Seminatore sekarang menjadi ahli neurologi pediatrik tahun kedua di rumah sakit.

"Awalnya saya terkejut, tetapi sangat gembira mengetahui bahwa saya merawatnya hampir 30 tahun yang lalu dan sekarang dia adalah seorang pasien anak-anak dengan populasi yang sama ketika dia dilahirkan," kenang Wong.

"Itu benar-benar terharu karena saya adalah salah satu dari bayi-bayi ini. Saya telah datang dengan lingkaran penuh dan saya merawat bayi dengan perawat yang merawat saya," kata Seminatore kepada Babble.

"Bertemu Vilma menunjukkan kepada saya dedikasi dan cinta yang dia miliki untuk kariernya. Dia sangat peduli pada pasiennya, sampai dia mampu mengingat nama pasien hampir tiga dekade kemudian. Tidak semua dari kita akan mendapatkan kesempatan untuk melihat pasien kami tumbuh besar, dan saya sangat senang dapat berbagi momen itu dengannya."

Wong datang ke AS dari Nikaragua pada usia 16 tahun. Dia memiliki gelar sarjana dan master dalam bidang keperawatan.

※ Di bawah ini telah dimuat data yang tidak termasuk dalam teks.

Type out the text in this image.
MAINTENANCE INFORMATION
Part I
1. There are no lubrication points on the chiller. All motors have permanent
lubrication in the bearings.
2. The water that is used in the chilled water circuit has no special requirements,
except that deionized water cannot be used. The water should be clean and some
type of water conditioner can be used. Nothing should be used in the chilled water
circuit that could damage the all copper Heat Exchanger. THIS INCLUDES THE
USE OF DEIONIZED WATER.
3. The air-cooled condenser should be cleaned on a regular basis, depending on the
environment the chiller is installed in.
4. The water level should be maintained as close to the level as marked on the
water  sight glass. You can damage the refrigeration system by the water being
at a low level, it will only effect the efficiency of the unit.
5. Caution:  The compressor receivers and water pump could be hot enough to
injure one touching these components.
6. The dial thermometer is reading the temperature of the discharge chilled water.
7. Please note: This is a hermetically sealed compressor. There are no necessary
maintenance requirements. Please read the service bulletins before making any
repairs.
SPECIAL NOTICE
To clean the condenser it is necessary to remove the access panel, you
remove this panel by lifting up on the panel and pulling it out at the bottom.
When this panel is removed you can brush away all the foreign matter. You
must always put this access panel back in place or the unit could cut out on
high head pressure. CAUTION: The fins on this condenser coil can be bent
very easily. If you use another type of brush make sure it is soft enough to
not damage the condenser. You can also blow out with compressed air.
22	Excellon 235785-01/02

Dia telah bekerja di Rumah Sakit Anak-Anak Lucile Packard selama 32 tahun terakhir. Itu juga pekerjaan pertamanya.

“Meskipun ini adalah profesi yang sangat menantang, menjadi perawat NICU juga sangat bermanfaat. Saya menganggap diri saya sangat beruntung berada dalam profesi yang saya sukai, dan membuat perbedaan dalam hidup seseorang,” kata Wong.

Viral di Facebook

Banyak yang memuji dedikasi Wong terhadap profesinya, termasuk rekan kerja dan mantan kliennya.

"Vilma adalah perawat utama putri saya, saya hanya mencintainya! Dia memiliki tempat yang sangat istimewa di hati kami!" kata seorang warganet.

“Kami sangat berterima kasih untuk Vilma! Dia adalah perawat putri saya tahun lalu. Cinta dan dedikasinya kepada semua bayi NICU sungguh luar biasa. Dia benar-benar berjalan di atas dan di luar, memberikan perawatan terbaik. Terima kasih banyak, Vilma!”

“Vilma adalah perawat yang luar biasa. Salah satu yang terbaik dan termanis. ”

"Sungguh cerita yang mengharukan! Menjadi perawat sangat bermanfaat, terutama ketika Anda mendengar cerita seperti ini! Saya selalu senang bekerja dengan Anda, Vilma!"